不妊治療の公的助成

 国は、体外受精しなければ妊娠が難しい世帯所得730万円未満の夫婦への公費助成を実施しています。今年度補正予算で初回の限度額を15万円から30万円に拡充する予定です。一方、4月からは初回治療の時点で4042歳の場合は助成を6回から3回までに減らします。また助成対象の女性に42歳までという年齢制限を設けます。高齢妊娠・出産によるリスク増加などが理由となっています。

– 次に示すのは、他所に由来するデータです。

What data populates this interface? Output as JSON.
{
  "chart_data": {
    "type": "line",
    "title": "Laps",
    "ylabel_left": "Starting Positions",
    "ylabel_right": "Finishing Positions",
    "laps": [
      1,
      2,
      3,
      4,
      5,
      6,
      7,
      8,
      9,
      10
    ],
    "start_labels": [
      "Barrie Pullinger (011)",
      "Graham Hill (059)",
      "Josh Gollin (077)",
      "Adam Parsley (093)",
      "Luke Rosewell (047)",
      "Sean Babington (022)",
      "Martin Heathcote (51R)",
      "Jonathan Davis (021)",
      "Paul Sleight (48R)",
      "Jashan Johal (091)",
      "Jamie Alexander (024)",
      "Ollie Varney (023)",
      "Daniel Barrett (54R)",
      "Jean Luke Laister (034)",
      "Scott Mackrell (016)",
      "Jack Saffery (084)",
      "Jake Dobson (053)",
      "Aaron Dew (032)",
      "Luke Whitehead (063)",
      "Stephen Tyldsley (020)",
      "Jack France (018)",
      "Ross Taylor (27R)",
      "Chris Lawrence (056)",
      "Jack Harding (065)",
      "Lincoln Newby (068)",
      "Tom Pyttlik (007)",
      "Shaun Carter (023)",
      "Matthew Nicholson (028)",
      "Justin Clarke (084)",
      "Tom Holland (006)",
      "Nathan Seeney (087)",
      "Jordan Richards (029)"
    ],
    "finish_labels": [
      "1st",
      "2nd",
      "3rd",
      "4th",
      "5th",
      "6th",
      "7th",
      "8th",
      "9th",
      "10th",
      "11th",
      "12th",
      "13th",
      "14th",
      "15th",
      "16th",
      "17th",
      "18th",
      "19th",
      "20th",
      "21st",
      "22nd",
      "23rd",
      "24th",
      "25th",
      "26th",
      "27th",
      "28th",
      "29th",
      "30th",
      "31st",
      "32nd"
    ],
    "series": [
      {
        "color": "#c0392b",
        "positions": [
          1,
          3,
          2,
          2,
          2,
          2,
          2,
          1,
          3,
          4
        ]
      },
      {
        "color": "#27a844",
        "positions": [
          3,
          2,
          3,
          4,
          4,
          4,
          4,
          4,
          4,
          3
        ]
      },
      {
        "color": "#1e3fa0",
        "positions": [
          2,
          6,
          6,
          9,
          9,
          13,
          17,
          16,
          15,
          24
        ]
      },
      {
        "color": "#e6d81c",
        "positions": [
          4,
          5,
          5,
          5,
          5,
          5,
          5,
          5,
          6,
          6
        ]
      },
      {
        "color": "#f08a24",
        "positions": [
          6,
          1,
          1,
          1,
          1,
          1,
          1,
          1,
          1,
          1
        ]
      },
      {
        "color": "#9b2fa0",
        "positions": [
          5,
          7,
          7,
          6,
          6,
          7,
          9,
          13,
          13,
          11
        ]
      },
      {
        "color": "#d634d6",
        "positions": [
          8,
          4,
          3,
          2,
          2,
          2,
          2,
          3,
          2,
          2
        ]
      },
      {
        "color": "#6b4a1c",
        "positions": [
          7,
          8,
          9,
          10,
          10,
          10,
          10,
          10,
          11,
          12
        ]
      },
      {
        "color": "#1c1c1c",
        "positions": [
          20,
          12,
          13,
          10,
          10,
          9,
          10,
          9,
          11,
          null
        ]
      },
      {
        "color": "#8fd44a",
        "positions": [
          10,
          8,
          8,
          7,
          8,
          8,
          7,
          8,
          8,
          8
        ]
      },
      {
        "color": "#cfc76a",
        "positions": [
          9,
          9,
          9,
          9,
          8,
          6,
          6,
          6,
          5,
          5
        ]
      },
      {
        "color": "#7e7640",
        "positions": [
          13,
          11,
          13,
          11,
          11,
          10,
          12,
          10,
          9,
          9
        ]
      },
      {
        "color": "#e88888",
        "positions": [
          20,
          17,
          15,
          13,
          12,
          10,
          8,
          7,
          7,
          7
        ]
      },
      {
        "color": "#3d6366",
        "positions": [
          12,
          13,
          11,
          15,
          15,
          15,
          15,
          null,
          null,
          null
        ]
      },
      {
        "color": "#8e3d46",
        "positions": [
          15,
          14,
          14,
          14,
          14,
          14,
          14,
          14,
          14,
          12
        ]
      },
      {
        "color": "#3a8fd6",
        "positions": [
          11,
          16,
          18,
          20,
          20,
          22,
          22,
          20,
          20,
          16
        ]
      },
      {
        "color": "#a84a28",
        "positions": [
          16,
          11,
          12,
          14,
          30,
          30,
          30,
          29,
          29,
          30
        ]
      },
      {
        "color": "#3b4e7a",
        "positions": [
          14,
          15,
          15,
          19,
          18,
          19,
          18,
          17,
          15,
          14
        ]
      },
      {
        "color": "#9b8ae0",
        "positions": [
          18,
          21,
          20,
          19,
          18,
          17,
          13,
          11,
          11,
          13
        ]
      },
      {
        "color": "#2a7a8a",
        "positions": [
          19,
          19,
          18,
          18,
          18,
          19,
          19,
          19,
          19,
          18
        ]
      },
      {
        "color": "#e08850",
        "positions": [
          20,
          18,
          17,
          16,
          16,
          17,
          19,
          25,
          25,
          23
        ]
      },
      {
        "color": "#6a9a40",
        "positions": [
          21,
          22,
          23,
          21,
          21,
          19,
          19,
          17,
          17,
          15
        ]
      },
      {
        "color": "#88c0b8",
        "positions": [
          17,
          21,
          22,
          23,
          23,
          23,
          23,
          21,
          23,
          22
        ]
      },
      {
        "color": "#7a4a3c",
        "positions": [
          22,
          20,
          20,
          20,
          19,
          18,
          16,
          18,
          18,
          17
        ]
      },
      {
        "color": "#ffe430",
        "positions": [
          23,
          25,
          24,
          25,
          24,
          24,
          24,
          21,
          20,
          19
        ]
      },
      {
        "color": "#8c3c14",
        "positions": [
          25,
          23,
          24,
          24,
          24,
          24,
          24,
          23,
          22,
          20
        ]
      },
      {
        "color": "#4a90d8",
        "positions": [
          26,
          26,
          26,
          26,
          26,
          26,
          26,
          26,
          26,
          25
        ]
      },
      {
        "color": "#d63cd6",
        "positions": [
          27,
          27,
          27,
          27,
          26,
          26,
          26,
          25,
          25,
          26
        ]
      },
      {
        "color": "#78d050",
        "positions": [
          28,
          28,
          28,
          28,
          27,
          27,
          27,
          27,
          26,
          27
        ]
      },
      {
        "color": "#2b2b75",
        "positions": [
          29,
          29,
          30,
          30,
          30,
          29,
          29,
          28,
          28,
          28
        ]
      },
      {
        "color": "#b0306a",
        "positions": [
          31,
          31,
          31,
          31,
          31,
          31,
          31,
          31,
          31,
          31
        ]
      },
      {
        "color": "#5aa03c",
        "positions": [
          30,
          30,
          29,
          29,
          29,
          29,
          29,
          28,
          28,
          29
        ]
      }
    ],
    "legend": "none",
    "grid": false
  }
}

 今回の改定は、医学的エビデンスに基づいています。これまでは10回の助成でしたが、6回に減少しました。助成金を受けて妊娠したカップルは、そのほとんどが6回までに妊娠していました。40歳以上の妊娠率は極めて低く、流産率も高いことにより、40歳以上は3回までとしました。43歳未満としたのは、43歳以上の妊娠では母子ともに与えるリスクが高くなることに起因します。医学的見地からすれば公的助成は、諸外国と同様に40歳までとしてよいと思われますが、わが国において体外受精を受けられる女性は、40%以上が40歳以上です。そのため助成は43歳未満としています。こうした年齢制限は、治療中止の一定の目安にもなります。立ち止まって治療を断念することを考えるキッカケともなります。赤ちゃんに恵まれなくても、夫婦のきずなの深まりなど結果として得るものはきっとあります。